Indeed.  Skipping forward to the early 1980s, the ECJ decided in the 1982 case of Coditel v Cine Vog (Coditel II) that an exclusive licence to exhibit a film in the territory of a Member State was not as such restrictive of competition, although it could be restrictive of competition where there are "legal and economic circumstances the effect of which is to restrict film distribution to an appreciable degree or to distort competition on the cinematographic market, regard being had to the specific characteristics of that market".  Generally, this is taken to mean that exclusive copyright licensing of films on a national territorial basis is not restrictive of competition by object but could be restrictive of competition if, following a market analysis, it was shown to have an appreciably anti-competitive effect.

The Commission's Paramount commitments decision mentions Coditel II but glosses over the clear indication from the Court that restrictions in licences of media content (within the scope of the rights granted by copyright) should only be found to be anti-competitive where there is an appreciable effect on competition.  This is followed by an otherwise conventional discussion of how agreements which tend to "restore the divisions between national markets" are liable to frustrate the EU's objective of achieving a single market and hence are deemed to have the object of restricting competition.

Whilst, following FAPL/Murphy, this analysis may be correct in relation to satellite transmission, where there is a single pan-EU authorisation, it is circular and unconvincing in relation to other forms of broadcasting, in particular internet transmission, where divisions between national markets remain, at least for the time being, an integral part of copyright law and supported in the CJEU's case law (Coditel II).

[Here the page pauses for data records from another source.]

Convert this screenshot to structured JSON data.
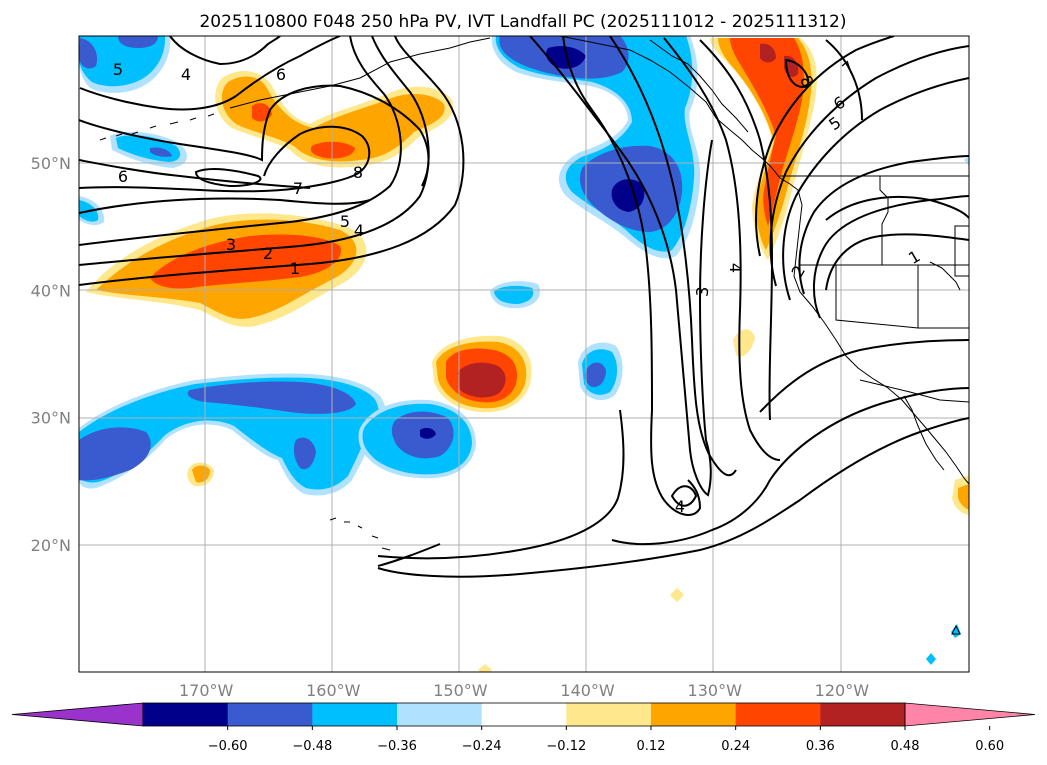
{
  "title": "2025110800 F048 250 hPa PV, IVT Landfall PC (2025111012 - 2025111312)",
  "map": {
    "projection": "lon-lat",
    "lon_range": [
      -180,
      -110
    ],
    "lat_range": [
      10,
      60
    ],
    "grid": true
  },
  "axes": {
    "lon_ticks": [
      {
        "value": -170,
        "label": "170°W"
      },
      {
        "value": -160,
        "label": "160°W"
      },
      {
        "value": -150,
        "label": "150°W"
      },
      {
        "value": -140,
        "label": "140°W"
      },
      {
        "value": -130,
        "label": "130°W"
      },
      {
        "value": -120,
        "label": "120°W"
      }
    ],
    "lat_ticks": [
      {
        "value": 20,
        "label": "20°N"
      },
      {
        "value": 30,
        "label": "30°N"
      },
      {
        "value": 40,
        "label": "40°N"
      },
      {
        "value": 50,
        "label": "50°N"
      }
    ]
  },
  "colorbar": {
    "levels": [
      "−0.60",
      "−0.48",
      "−0.36",
      "−0.24",
      "−0.12",
      "0.12",
      "0.24",
      "0.36",
      "0.48",
      "0.60"
    ],
    "colors": [
      "#9933cc",
      "#00008b",
      "#3a5bd0",
      "#00bfff",
      "#b0e2ff",
      "#ffffff",
      "#ffe88c",
      "#ffa500",
      "#ff4500",
      "#b22222",
      "#ff85a8"
    ],
    "extend": "both"
  },
  "contour_labels": [
    "5",
    "4",
    "6",
    "6",
    "8",
    "7",
    "5",
    "4",
    "3",
    "2",
    "1",
    "4",
    "3",
    "4",
    "8",
    "7",
    "6",
    "5",
    "2",
    "1"
  ],
  "colors": {
    "coast": "#000000",
    "grid": "#b0b0b0",
    "contour": "#000000"
  }
}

Since this is just a commitments decision it cannot be taken as a fully reasoned position by the Commission on the law, still less an authoritative statement of the law.  However it is yet another indication of the Commission's hostility to geo-blocking of media content and a warning that it is prepared to creatively interpret existing case law in order to facilitate enforcement action against this kind of practice.  It is also illustrative of the kind of legal arguments that are likely to play out in any enforcement action in relation to digital content following on from the E-Commerce Sector Inquiry (see our blog here).